A term that lies in the back of my mind, is one that I learned as a part of the Americana Christian Culture, and it is the idea of “Mountain Top Experiences.” It would often be attached to youth conferences with hundreds (even thousands) of youth, and loud worship music, and a sensational message. But the idea of Mountain Top Experiences, is that these spiritual experiences are ones of perspective and even euphoria of a felt experience of the presence of God. Of course, as I shared, the idea of the ‘mountain’ is a symbolic theme in scripture, so there’s something to that. But in the same youth conferences (that I experienced in my youth) that would often yield the ‘spiritual experience,’ or at least the emotional feeling of one, I’d hear people say that “the Christian life is not chasing one mountain top experience to the next.” While I get what they were saying, I don’t think these experiences are a ‘mountain experience’ the way that we see it in scripture – I know in retrospect that’s not what I experienced, anyway. Yes, we can’t live on the mountain top of the dopamine high of spiritual euphoria, but biblically, the business that would happen on the mountain is something that God seemed to be pretty committed to having follow the person back down the mountain, because the one who came down from the mountain would be marked by it and the experience was not for their experience of dopamine, but for their onward trajectory – and often connected to a covenant with Yahweh.
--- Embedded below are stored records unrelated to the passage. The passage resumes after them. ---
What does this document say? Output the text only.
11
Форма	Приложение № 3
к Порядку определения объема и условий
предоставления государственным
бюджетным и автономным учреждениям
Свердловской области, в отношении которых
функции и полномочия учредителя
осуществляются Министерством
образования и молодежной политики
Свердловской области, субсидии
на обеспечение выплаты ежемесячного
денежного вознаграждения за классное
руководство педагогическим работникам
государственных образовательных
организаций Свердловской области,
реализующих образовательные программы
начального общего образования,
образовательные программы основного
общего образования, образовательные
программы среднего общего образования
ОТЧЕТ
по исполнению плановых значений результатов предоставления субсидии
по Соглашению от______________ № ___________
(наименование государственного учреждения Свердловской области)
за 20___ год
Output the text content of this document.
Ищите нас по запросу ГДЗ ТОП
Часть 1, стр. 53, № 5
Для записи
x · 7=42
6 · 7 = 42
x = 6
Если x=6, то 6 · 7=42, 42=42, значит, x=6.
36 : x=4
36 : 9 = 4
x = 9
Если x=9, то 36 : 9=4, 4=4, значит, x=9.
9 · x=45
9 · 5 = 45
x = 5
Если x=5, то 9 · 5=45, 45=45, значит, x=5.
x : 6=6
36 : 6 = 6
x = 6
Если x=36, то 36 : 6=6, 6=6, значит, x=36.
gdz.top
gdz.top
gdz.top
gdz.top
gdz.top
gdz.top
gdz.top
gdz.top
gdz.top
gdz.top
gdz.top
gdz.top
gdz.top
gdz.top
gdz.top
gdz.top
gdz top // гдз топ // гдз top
Surrender: A Hiker’s Guide to the Cosmic Mountain
I’m a hiker, but when I say that I’m a hiker, I’m not saying that I’m a sport hiker per se. I’m more of what I’d consider a contemplative hiker. I hike to be in nature, to think, and to pray, and because of that I do a lot of solo hiking. Living in the desert, most of my hiking is toward (and up) mountains. Here in the desert valley where I live, you can look to the horizon in just about every direction and see a range of mountains. I’ve hiked the highest peak in Arizona, where huffing and puffing turns to gasping around 11,000 ft elevation, with the summit being 12,633 ft. I’ve hiked terrains from the desert to the high desert, to the mountains in Arizona, beautiful Colorado, lush Hawaii, Washington, and Oregon. I feel a sense of home once I put on my Obōz hiking shoes and strap on my backpack – not always knowing what awaits, but confident that along the way I’ll find parts of me that lay dormant in my existence of concrete and technology.
What I feel is sometimes overlooked, is that in Scripture the mountain is usually a place of surrender. Abraham, Moses, Elijah – not only is it a place of encounter with God, but there is also a choice to be made. A relinquishing of leveraging things in one’s own straw man strength and faux wisdom, to say “yes” to Creator’s guidance and wisdom. Maybe in the ancient world people thought God would abide there up on the mountain (with its clouds, lightning, and rain), but maybe God knew that the climb was needed for humans to gain the perspective needed to hear clearly and to have a will that was pliable. So, those ascents were the place of encounter where Divine and man met – Heaven and earth met. Just like fasting is ‘praying with your whole body,’ maybe hiking and pilgrimage are ‘surrender with your whole body.’
I’m thankful that Jesus made the ascent to bring the presence of God off the mountain top once and (available) for all. But, I will say, I still experience Creator on the mountain. In my journeys to the mountains, using the tool of silence, I untangle the web of a broken humanity off me like cobwebs, and once again feel the wind that seems to be saturated with His presence. And I, too, often leave changed.